The victim, who the class dubbed Dorothy, offered only one clue about her demise: a puddle of vomit beside her. Burroughs tasked her students with determining where Dorothy last ate based on chemical indicators in the food remnants at the unpleasant scene.
 
“The assignment forced students to understand different biological molecules we find in our bodies and our foods, while also learning about indicators, proper lab protocols, and lab safety,” Burroughs explains.
 
The students learned that Dorothy ate frequently at three nearby establishments – Poor Thom’s Tavern, the Meriden Deli, and Ziggy’s Pizza; she had a signature meal she consistently ordered at each place. They worked together to analyze the information available at the crime scene and after extensive work, discovered that her last meal originated from Poor Thom’s.
 
“The students got into the project more deeply than they have ever done in my time teaching about organic molecules,” Burroughs observes. “They kept thinking of creative reasons why Dorothy may have been at the Potato Patch, why Thom’s, and why she might have been murdered. Students’ creativity flowed freely, and they used excellent critical thinking skills. I had no idea how intense this would get.
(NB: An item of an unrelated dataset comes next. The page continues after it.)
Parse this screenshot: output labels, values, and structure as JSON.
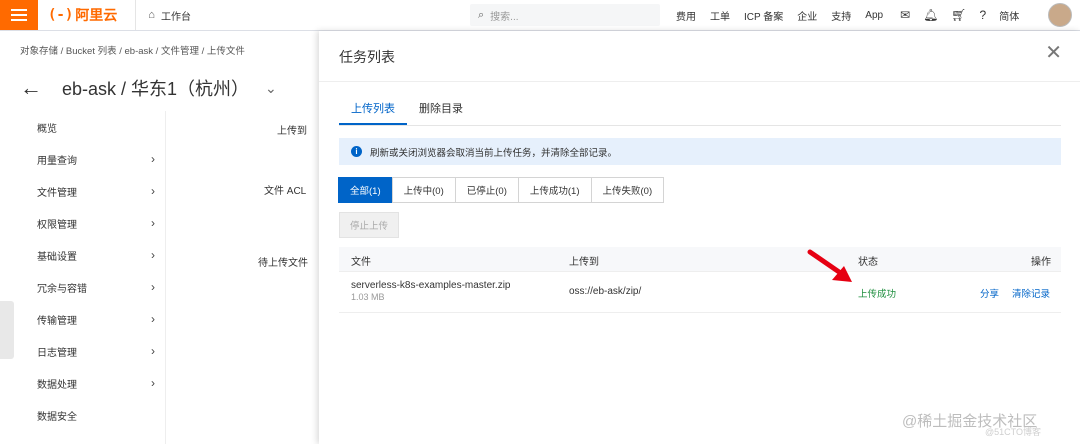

The kids got into it to the point where they were coming up with alibis for peers and devising complicated motives for specific murder suspects!”
 
Although the students didn’t get to the point where mock arrests could be made, by the end of the term they submitted Claim, Evidence, Reasoning (CER) assignments to support their findings using lab evidence and their newfound understanding of organic molecular biology. Burroughs suspects there will be another, eerily similar event on campus next year, when students can look forward to cracking a new case.